When it comes to leaving a city, companies and markets are very different creatures. Companies will shift from one global city to another in search of a more favourable tax regime or more beneficial employment law. For markets — particularly complex ones with strategic functions — it is much harder to move wholesale. The City of London is such a market.

談到離開一個城市,企業和市場是截然不同的。企業從一個全球性城市遷往另一個全球性城市,是爲了尋求更有利的稅收或僱傭法規。對於市場——特別是具備戰略性功能的複雜市場——而言,整體遷移就困難多了。倫敦金融城(City of London)就是這樣一個市場。

Given London’s uncertain status following the Brexit vote, the predictions about the effect on Hong Kong’s financial market when China was about to take over sovereignty from the British in 1997 are useful. Beijing aimed to make Shanghai China’s main financial centre. The idea was that important Hong Kong markets would migrate to the mainland. That did not happen. Hong Kong is still China’s most international and strongest market. Shanghai, meanwhile, did expand as a financial centre but one geared more towards domestic investors.

鑑於英國脫歐公投後倫敦地位的不確定性,我們不妨參考1997年中國從英國手中收回香港主權之前,有關香港迴歸對香港金融市場影響的預測。中國政府原本計劃將上海打造爲中國主要金融中心,具體思路是讓香港的重要市場遷移到內地。可是後來並沒有出現這種局面。香港仍是中國國際化程度最高、實力最強的市場。與此同時,上海確實發展成爲一個金融中心,但更多是服務於國內投資者。

One possible outcome for London of leaving the EU is that more routine functions, such as euro clearing, move elsewhere while the more complex markets remain. This possibility is supported by the fact that vital to the more complex London markets are strategic intermediate functions that depend on a mix of very specific types of companies and skills. This is a deeply networked function — that is, companies need each other because each individual company has only partial knowledge or highly specialist capabilities. No single business can give the leading financial centres everything it needs, as the corporate behemoths than once ruled these economies did in the 1960s and 1970s.

倫敦脫離歐盟後,一個可能的結果是較常規的功能(例如歐元清算)將遷往別處,而更復雜的市場仍留在原地。以下事實支持這種可能性:對於倫敦一些較複雜的市場而言,至關重要的是戰略性中介功能,這些功能依賴於多種多樣的公司和技能的組合。這是一種密切相聯的功能,即企業彼此需要,因爲每家公司只擁有部分知識或非常專業的能力。沒有一家公司能夠提供主要金融中心所需的一切,這不同於上世紀六、七十年代企業巨擘在這些經濟中占主導地位的情形。

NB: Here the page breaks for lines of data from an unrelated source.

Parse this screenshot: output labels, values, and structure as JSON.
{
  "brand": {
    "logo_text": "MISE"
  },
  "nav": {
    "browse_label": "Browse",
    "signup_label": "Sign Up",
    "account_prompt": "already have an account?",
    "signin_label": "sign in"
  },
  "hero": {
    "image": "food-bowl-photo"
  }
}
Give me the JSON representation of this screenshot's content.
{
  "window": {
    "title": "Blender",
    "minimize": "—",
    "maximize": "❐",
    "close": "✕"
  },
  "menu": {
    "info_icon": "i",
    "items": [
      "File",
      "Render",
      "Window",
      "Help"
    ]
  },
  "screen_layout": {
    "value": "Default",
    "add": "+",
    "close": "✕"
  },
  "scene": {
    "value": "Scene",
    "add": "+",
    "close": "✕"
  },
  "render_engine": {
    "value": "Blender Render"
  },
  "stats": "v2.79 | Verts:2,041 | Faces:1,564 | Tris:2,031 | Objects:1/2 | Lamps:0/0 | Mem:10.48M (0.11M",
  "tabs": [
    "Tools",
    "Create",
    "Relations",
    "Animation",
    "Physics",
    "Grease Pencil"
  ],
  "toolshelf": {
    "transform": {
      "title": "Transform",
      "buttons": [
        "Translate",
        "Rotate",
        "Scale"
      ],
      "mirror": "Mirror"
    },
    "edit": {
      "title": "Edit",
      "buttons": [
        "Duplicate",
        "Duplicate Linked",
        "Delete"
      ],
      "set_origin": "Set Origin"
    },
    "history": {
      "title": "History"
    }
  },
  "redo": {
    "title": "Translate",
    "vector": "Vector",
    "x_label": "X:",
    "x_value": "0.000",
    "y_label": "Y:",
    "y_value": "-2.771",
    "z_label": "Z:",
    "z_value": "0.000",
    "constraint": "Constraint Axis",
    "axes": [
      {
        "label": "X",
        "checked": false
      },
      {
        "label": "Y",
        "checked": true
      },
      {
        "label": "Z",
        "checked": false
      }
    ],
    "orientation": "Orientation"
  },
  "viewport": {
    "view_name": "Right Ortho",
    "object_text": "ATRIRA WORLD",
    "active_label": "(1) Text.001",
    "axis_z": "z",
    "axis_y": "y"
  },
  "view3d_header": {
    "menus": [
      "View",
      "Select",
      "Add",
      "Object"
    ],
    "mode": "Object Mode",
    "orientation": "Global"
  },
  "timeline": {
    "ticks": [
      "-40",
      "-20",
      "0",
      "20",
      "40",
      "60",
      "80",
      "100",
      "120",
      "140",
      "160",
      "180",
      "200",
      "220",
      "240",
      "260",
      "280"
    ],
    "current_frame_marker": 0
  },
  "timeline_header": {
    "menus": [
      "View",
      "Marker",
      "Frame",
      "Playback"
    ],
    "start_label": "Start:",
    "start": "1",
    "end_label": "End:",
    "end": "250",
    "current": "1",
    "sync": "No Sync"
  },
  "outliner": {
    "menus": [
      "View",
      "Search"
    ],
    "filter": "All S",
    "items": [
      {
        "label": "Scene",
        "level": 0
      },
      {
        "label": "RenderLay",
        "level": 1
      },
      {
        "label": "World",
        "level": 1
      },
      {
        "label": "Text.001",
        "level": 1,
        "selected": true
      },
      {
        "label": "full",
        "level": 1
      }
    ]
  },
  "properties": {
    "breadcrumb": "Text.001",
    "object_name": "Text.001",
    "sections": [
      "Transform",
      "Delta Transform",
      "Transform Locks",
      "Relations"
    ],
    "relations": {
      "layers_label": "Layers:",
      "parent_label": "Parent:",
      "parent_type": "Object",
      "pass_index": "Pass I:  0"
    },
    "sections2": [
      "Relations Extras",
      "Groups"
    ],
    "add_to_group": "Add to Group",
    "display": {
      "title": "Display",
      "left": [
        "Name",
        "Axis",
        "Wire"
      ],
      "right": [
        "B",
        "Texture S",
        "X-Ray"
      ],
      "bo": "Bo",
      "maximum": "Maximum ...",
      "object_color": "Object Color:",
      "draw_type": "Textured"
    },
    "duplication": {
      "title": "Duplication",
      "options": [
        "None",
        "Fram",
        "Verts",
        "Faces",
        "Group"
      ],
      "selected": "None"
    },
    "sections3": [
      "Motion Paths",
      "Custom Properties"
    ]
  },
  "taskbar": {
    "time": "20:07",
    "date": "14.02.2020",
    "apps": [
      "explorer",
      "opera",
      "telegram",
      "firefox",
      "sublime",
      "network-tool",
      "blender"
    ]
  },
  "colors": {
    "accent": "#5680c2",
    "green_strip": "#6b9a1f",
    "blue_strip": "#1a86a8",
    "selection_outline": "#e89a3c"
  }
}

It is wrong to think, as many do, that our global cities are about headquarters. One feature of the globalisation that took off in the 1980s is the rise of strategic intermediate sectors, with a vital role for finance and innovative legal, accounting and digital techniques. If a business operates in 20, 30 or more countries it can no longer hire full-time staff for all its high-level know-ledge needs. If you want to do deals in Mongolia and you need 30 hours of Mongolian legal, accounting and financial advice, you buy a service, you do not hire staff. What you need is access to important markets that enable this. Our globalised economy has raised the importance of intermediation to un-precedented levels, and financial centres are the Silicon Valleys of this domain.

很多人認爲,全球性城市的關鍵在於其總部功能,這種觀點是錯誤的。上世紀80年代開始的全球化的一個特點是戰略性媒介行業的興起,金融以及創新性法律、會計和數字化技術發揮着至關重要的作用。如果一家公司在二三十個或者更多國家開展業務,那麼它無法再聘用全職員工來滿足其所有高級知識需要。如果你要在蒙古談交易,你需要得到30個小時的有關蒙古法律、會計和金融方面的建議,那麼你會購買服務,而不是聘用員工。你所需要的是你要能進入可提供這些服務的重要市場。我們的全球化經濟把媒介的重要性提高到了空前水平,金融中心成爲了這個領域的硅谷。

The rise of intermediation as an essential part of our increasingly globalised economy also explains the rapid increase in the number of global cities from the 1990s onwards. Today, we can identify 100 or more such centres, albeit with very diverse powers to shape broad global trends and very diverse capacities to develop and invent new instruments. One, mostly overlooked, fact is that even minor global cities have invented new instruments and built new markets, often based on a single commodity — as with Buenos Aires and sunflowers, for instance.

媒介發展成爲我們日益全球化的經濟中的重要組成部分,也解釋了自上世紀90年代以來全球性城市的迅速增多。如今,我們可以列出100個甚至更多的全球性城市,不過它們在塑造全球性趨勢方面的影響力千差萬別,開發創造新工具的能力也是各不相同。一個被大多數人忽視的事實是,即便是規模較小的全球性城市也發明了新的工具、建立起了新的市場(通常基於某種單一大宗商品),比如布宜諾斯艾利斯的向日葵市場。

The global city function is made over time, and the process of making it is complex and multi-faceted. And, even though it is highly digitised, it is situated in concrete places.

全球性城市的功能是隨着時間推移逐漸發展起來的,這個發展過程是複雜且多方面的。而且,儘管實現了高度數字化,但它們仍然坐落於實實在在的地面之上。

This also explains the proliferation of global financial centres. We could have moved towards one global superfinancial centre, as many in the late 1980s thought we would. I did not. At the time, I saw three rising global financial centres — New York, London and Tokyo — that were, crucially, quite different from one another. Eventually we saw a proliferation of global financial centres, each with its own specific specialised strengths. In Europe alone, London, Frankfurt and Paris are the leading centres, but they are very different in terms of specialist capacities.

這還解釋了全球性金融中心的增多。就像上世紀80年代末很多人設想的那樣,我們本來可能已遷往一個全球性的超級金融中心。我沒這麼想。當時,我看到3個新崛起的全球金融中心——紐約、倫敦和東京——重要的是他們各不相同。最後,我們看到全球金融中心不斷增多,每個都有着自己獨特的專業優勢。僅就歐洲來說,倫敦、法蘭克福和巴黎都是領先金融中心,但從專業能力來看,它們迥然不同。

It makes one think that it is to Frankfurt’s advantage to keep London’s most complex financial functions in London.

這會讓人們認爲,將倫敦最複雜的金融功能繼續留在倫敦對法蘭克福是有利的。